U.S. National Institutes of Health: National Library of Medicine

Medical Subject Headings (MeSH)

The Medical Subject Headings (MeSH) thesaurus is a controlled and hierarchically-organized vocabulary produced by the National Library of Medicine. It is used for indexing, cataloging, and searching of biomedical and health-related information. Data Commons includes the Concept, Descriptor, Qualifier, Supplementary Concept Record, and Term elements of MeSH as described here defined by all four xml files provided by MeSH (desc, pa, qual, and supp). Data Commons includes production year 2024 MeSH.


PubChem is the world’s largest collection of freely accessible chemical information. Search chemicals by name, molecular formula, structure, and other identifiers. Find chemical and physical properties, biological activities, safety and toxicity information, patents, literature citations and more.

This data is from the National Library of Medicine (NLM) and is not subject to copyright and is freely reproducible as stated in the NLM’s copyright policy.

UCSC Genomics Institute

Genome Browser

The UCSC Genome Browser originated from The Human Genome Project in 2000 to share and visualize genome data. It has grown to include an agglomeration of various genome assemblies and annotations. Data Commons includes data annotating chromosomes, genes, RNA transcripts, and genetic variants from the UCSC Genome Browser. The .chrom.sizes.txt files were downloaded from the UCSC Genome Browser Downloads page on August 13, 2019. The NCBI RefSeq files were downloaded from the UCSC Table Browser on August 2, 2019 for the following genome assemblies:

  • ce10
  • ce11
  • danRer10
  • danRer11
  • dm3
  • dm6
  • galGal5
  • galGal6
  • hg19
  • hg38
  • mm9
  • mm10
  • sacCer3
  • xenLae2

The All SNPs files were downloaded from the UCSC Table Browser on August 13, 2019 for the following genome assemblies and dbSNP builds:

  • gaGal5 (dbSNP Build 147)
  • hg19 (dbSNP Build 151)
  • hg38 (dbSNP Build 151)
  • mm9 (dbSNP Build 128)
  • mm10 (dbSNP Build 142)

The annotation data is made freely available under the UCSC Genome Browser terms of use. The UCSC Genome Browser states how to cite use of their data in a journal article publication.

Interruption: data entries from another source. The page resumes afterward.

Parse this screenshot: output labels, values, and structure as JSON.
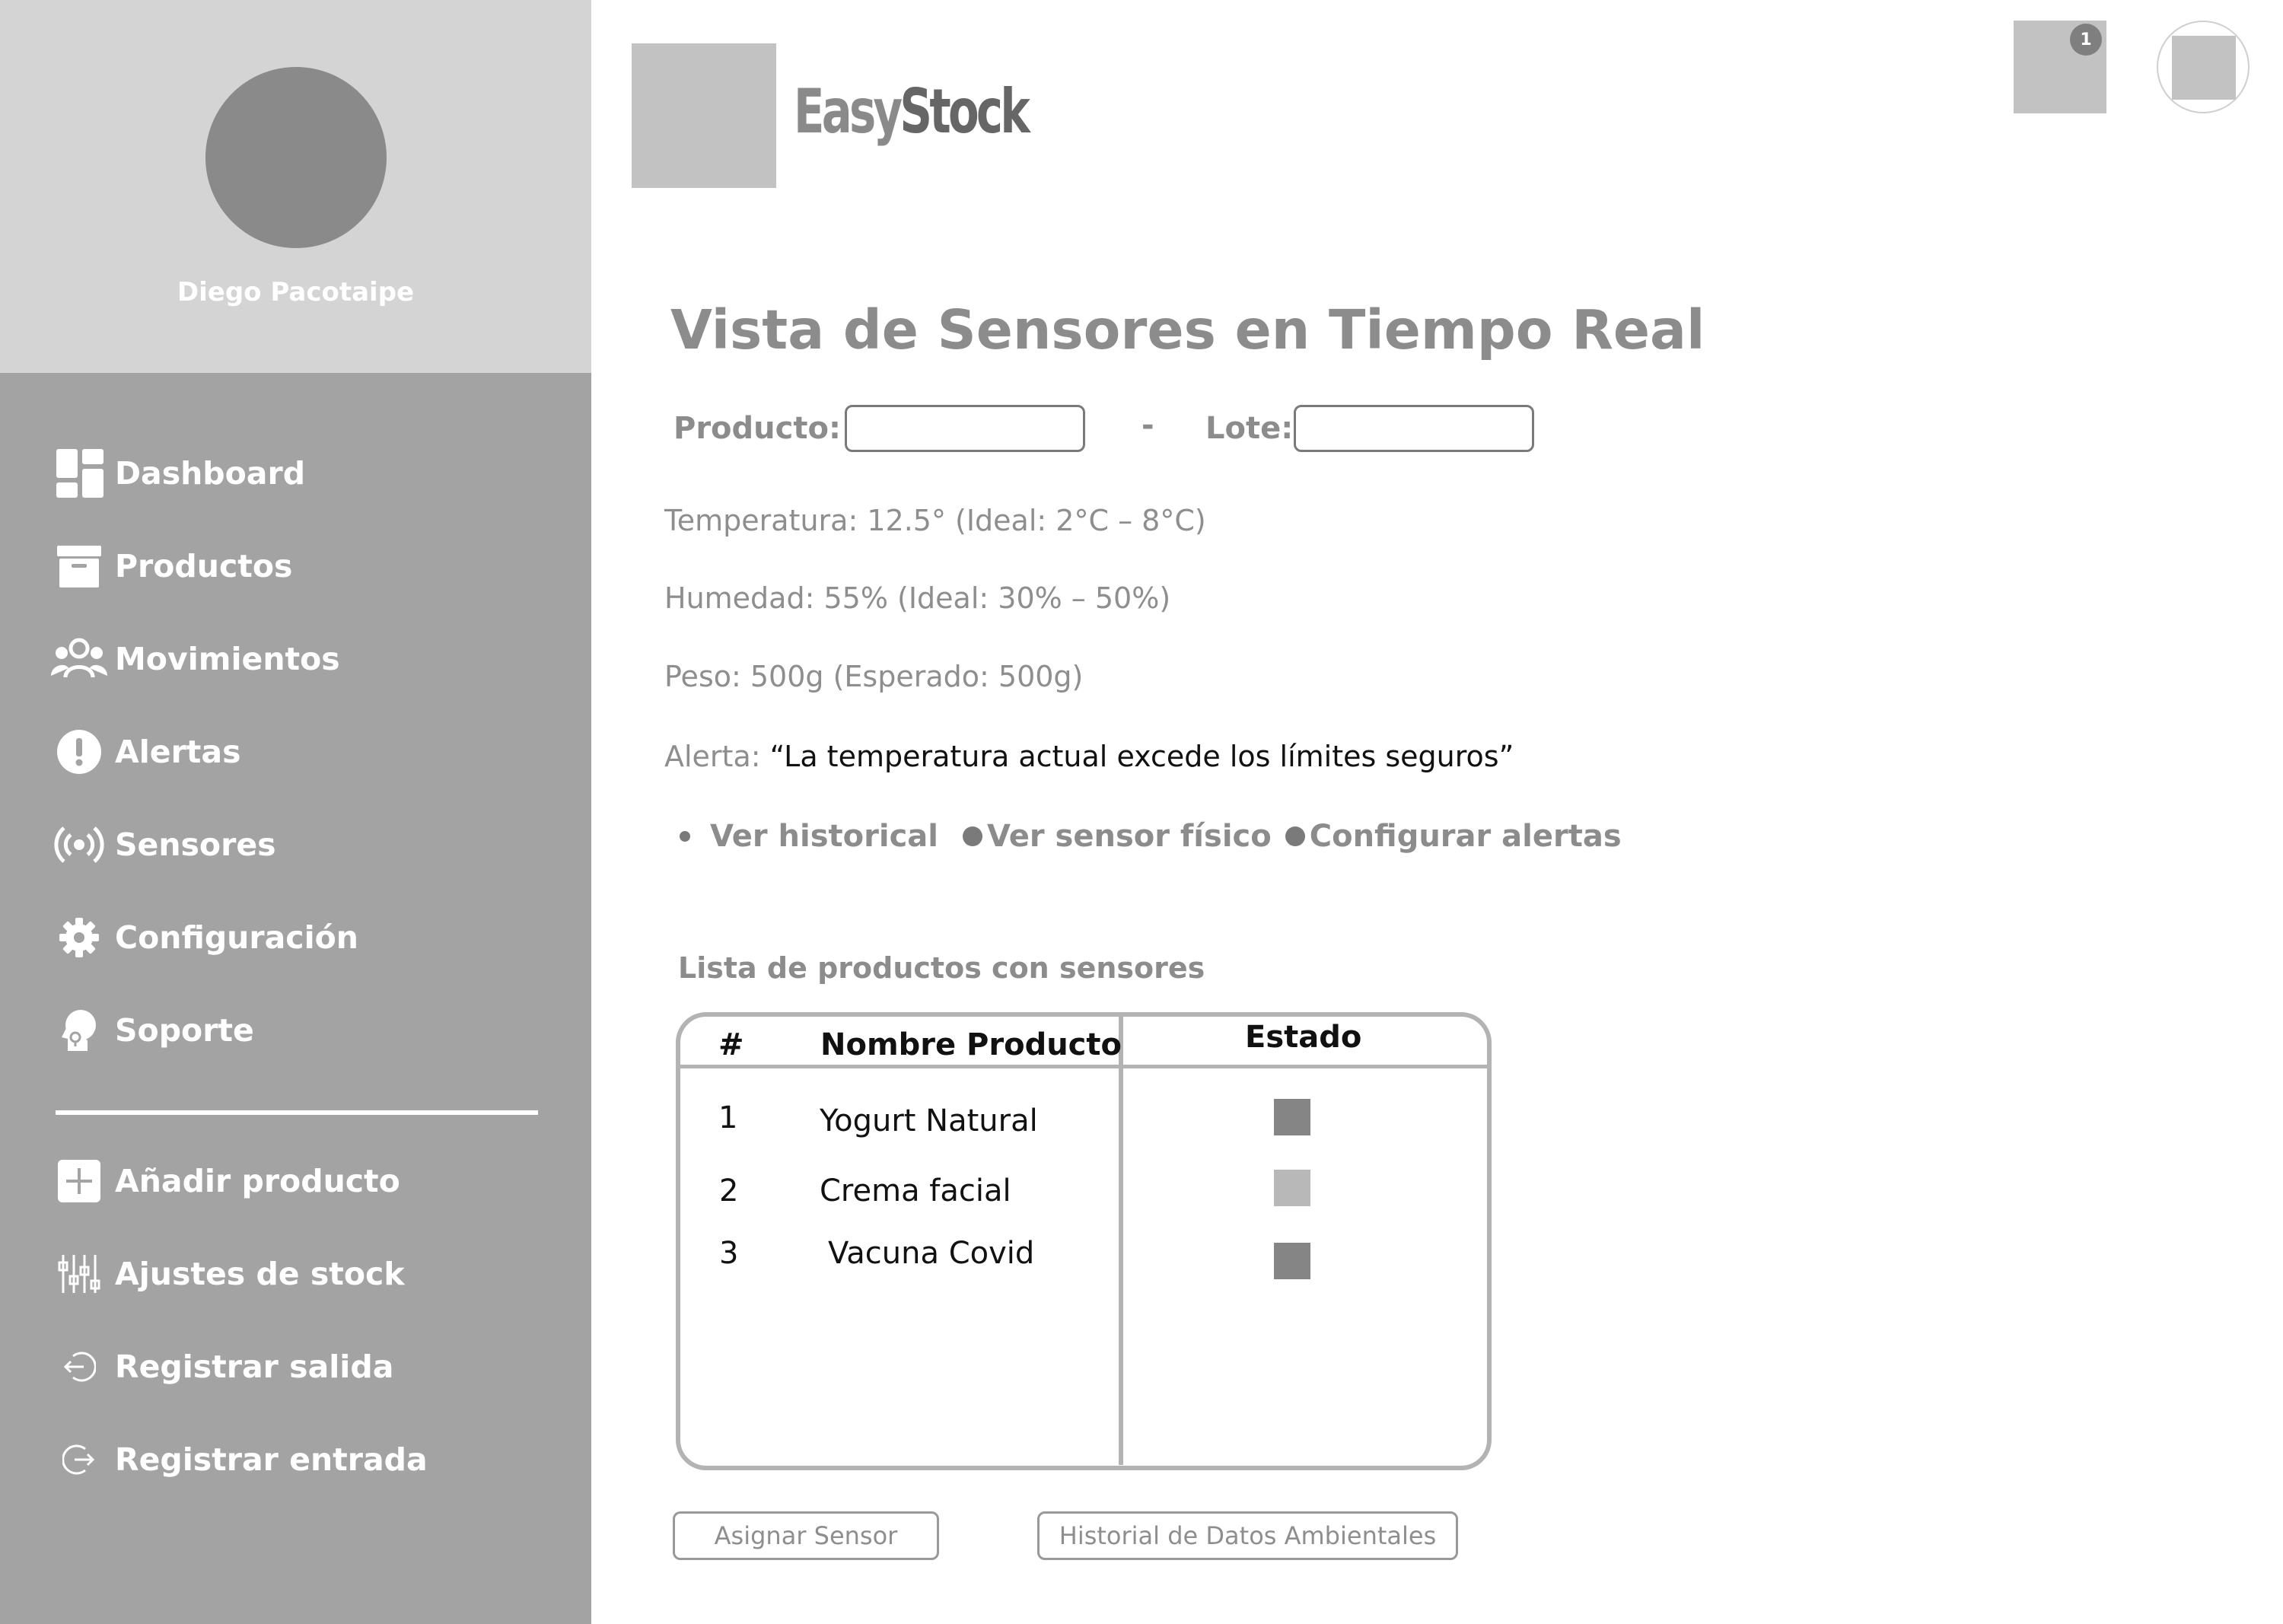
{
  "brand": {
    "easy": "Easy",
    "stock": "Stock"
  },
  "header": {
    "notification_count": "1"
  },
  "profile": {
    "name": "Diego Pacotaipe"
  },
  "sidebar": {
    "items": [
      {
        "label": "Dashboard",
        "icon": "dashboard-icon"
      },
      {
        "label": "Productos",
        "icon": "archive-box-icon"
      },
      {
        "label": "Movimientos",
        "icon": "users-group-icon"
      },
      {
        "label": "Alertas",
        "icon": "exclamation-circle-icon"
      },
      {
        "label": "Sensores",
        "icon": "broadcast-icon"
      },
      {
        "label": "Configuración",
        "icon": "gear-icon"
      },
      {
        "label": "Soporte",
        "icon": "headset-icon"
      }
    ],
    "secondary_items": [
      {
        "label": "Añadir producto",
        "icon": "plus-square-icon"
      },
      {
        "label": "Ajustes de stock",
        "icon": "sliders-icon"
      },
      {
        "label": "Registrar salida",
        "icon": "sign-out-icon"
      },
      {
        "label": "Registrar entrada",
        "icon": "sign-in-icon"
      }
    ]
  },
  "main": {
    "title": "Vista de Sensores en Tiempo Real",
    "filters": {
      "product_label": "Producto:",
      "product_value": "",
      "separator": "-",
      "lot_label": "Lote:",
      "lot_value": ""
    },
    "readings": {
      "temperature": "Temperatura: 12.5° (Ideal: 2°C – 8°C)",
      "humidity": "Humedad: 55% (Ideal: 30% – 50%)",
      "weight": "Peso: 500g (Esperado: 500g)",
      "alert_label": "Alerta: ",
      "alert_message": "“La temperatura actual excede los límites seguros”"
    },
    "actions": [
      "Ver historical",
      "Ver sensor físico",
      "Configurar alertas"
    ],
    "list_title": "Lista de productos con sensores",
    "table": {
      "headers": {
        "number": "#",
        "name": "Nombre Producto",
        "status": "Estado"
      },
      "rows": [
        {
          "number": "1",
          "name": "Yogurt Natural",
          "status_color": "#858585"
        },
        {
          "number": "2",
          "name": "Crema facial",
          "status_color": "#b8b8b8"
        },
        {
          "number": "3",
          "name": "Vacuna Covid",
          "status_color": "#858585"
        }
      ]
    },
    "buttons": {
      "assign_sensor": "Asignar Sensor",
      "history": "Historial de Datos Ambientales"
    }
  },
  "colors": {
    "sidebar_bg": "#a3a3a3",
    "profile_bg": "#d4d4d4",
    "placeholder_gray": "#c2c2c2",
    "text_gray": "#8c8c8c"
  }
}
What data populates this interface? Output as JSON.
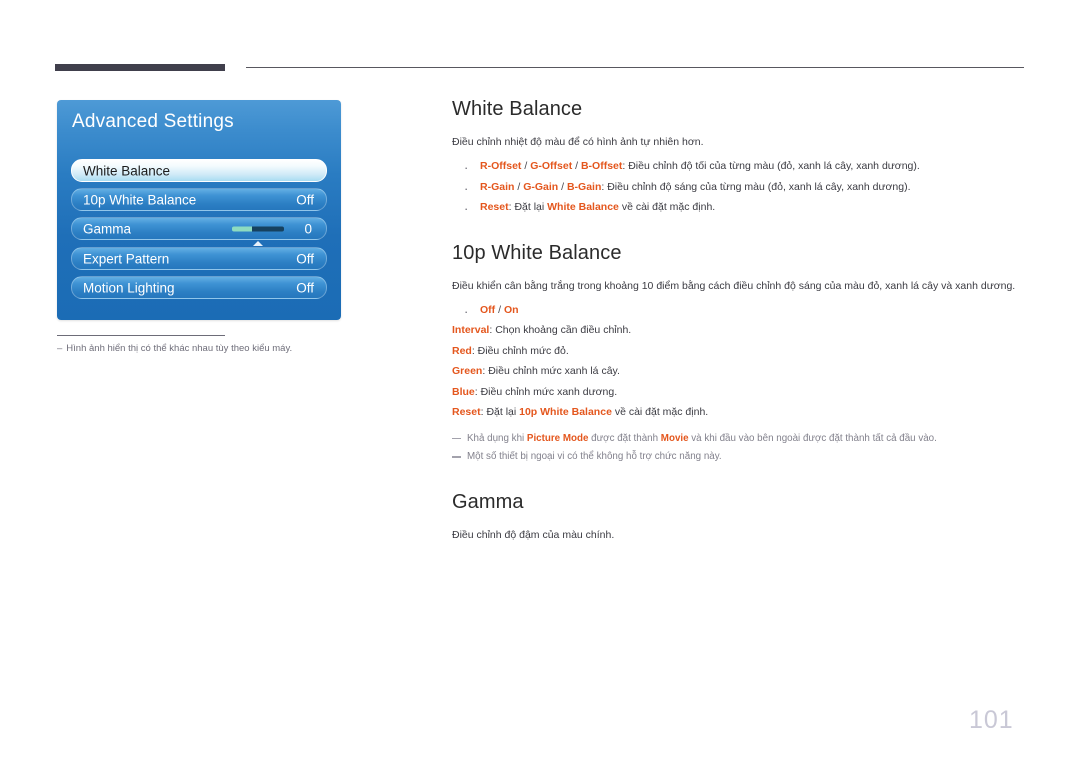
{
  "header": {
    "rule_thick": true,
    "rule_thin": true
  },
  "osd": {
    "title": "Advanced Settings",
    "scroll_up_icon": "triangle-up-icon",
    "rows": [
      {
        "label": "White Balance",
        "value": "",
        "selected": true,
        "type": "item"
      },
      {
        "label": "10p White Balance",
        "value": "Off",
        "selected": false,
        "type": "item"
      },
      {
        "label": "Gamma",
        "value": "0",
        "selected": false,
        "type": "slider",
        "slider_fill_percent": 38
      },
      {
        "label": "Expert Pattern",
        "value": "Off",
        "selected": false,
        "type": "item"
      },
      {
        "label": "Motion Lighting",
        "value": "Off",
        "selected": false,
        "type": "item"
      }
    ],
    "note_dash": "‒",
    "note": "Hình ảnh hiển thị có thể khác nhau tùy theo kiểu máy."
  },
  "content": {
    "white_balance": {
      "title": "White Balance",
      "lead": "Điều chỉnh nhiệt độ màu để có hình ảnh tự nhiên hơn.",
      "bullets": [
        {
          "terms": [
            "R-Offset",
            "G-Offset",
            "B-Offset"
          ],
          "sep": " / ",
          "rest": ": Điều chỉnh độ tối của từng màu (đỏ, xanh lá cây, xanh dương)."
        },
        {
          "terms": [
            "R-Gain",
            "G-Gain",
            "B-Gain"
          ],
          "sep": " / ",
          "rest": ": Điều chỉnh độ sáng của từng màu (đỏ, xanh lá cây, xanh dương)."
        }
      ],
      "reset_bullet": {
        "term": "Reset",
        "mid": ": Đặt lại ",
        "term2": "White Balance",
        "rest": " về cài đặt mặc định."
      }
    },
    "tenp_white_balance": {
      "title": "10p White Balance",
      "lead": "Điều khiển cân bằng trắng trong khoảng 10 điểm bằng cách điều chỉnh độ sáng của màu đỏ, xanh lá cây và xanh dương.",
      "onoff_bullet": {
        "off": "Off",
        "sep": " / ",
        "on": "On"
      },
      "lines": [
        {
          "term": "Interval",
          "rest": ": Chọn khoảng cần điều chỉnh."
        },
        {
          "term": "Red",
          "rest": ": Điều chỉnh mức đỏ."
        },
        {
          "term": "Green",
          "rest": ": Điều chỉnh mức xanh lá cây."
        },
        {
          "term": "Blue",
          "rest": ": Điều chỉnh mức xanh dương."
        }
      ],
      "reset_line": {
        "term": "Reset",
        "mid": ": Đặt lại ",
        "term2": "10p White Balance",
        "rest": " về cài đặt mặc định."
      },
      "notes": [
        {
          "pre": "Khả dụng khi ",
          "term1": "Picture Mode",
          "mid": " được đặt thành ",
          "term2": "Movie",
          "post": " và khi đầu vào bên ngoài được đặt thành tất cả đầu vào."
        },
        {
          "pre": "Một số thiết bị ngoại vi có thể không hỗ trợ chức năng này.",
          "term1": "",
          "mid": "",
          "term2": "",
          "post": ""
        }
      ]
    },
    "gamma": {
      "title": "Gamma",
      "lead": "Điều chỉnh độ đậm của màu chính."
    }
  },
  "page_number": "101",
  "colors": {
    "accent_orange": "#e4571e",
    "osd_blue": "#2a7cc2",
    "text": "#3b3b42",
    "note_gray": "#82818c",
    "page_number": "#c9c8d6"
  }
}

University of Maryland School of Medicine, Institute of Genome Sciences

Disease Ontology

The Disease Ontology was developed as a project by the Institute of Genome Sciences at the University of Maryland School of Medicine. It “is a community driven, open source ontology that is designed to link disparate datasets through disease concepts”. It provides a “standardized ontology for human disease with the purpose of providing the biomedical community with consistent, reusable and sustainable descriptions of human disease terms, phenotype characteristics and related medical vocabulary disease concepts”.

The data is made available under C0 1.0 Universal (CC0 1.0) Public Domain Dedication.

World Health Organization (WHO)

ATC Codes

Anatomical Therapeutic Chemical (ATC) is a heirarchical classification system for pharmacological substances. ‘In the ATC classification system, the active substances are classified in a hierarchy with five different levels. The system has fourteen main anatomical/pharmacological groups or 1st levels. Each ATC main group is divided into 2nd levels which could be either pharmacological or therapeutic groups. The 3rd and 4th levels are chemical, pharmacological or therapeutic subgroups and the 5th level is the chemical substance. The 2nd, 3rd and 4th levels are often used to identify pharmacological subgroups when that is considered more appropriate than therapeutic or chemical subgroups.’

Data made available under CC BY-NC-SA 3.0 IGO.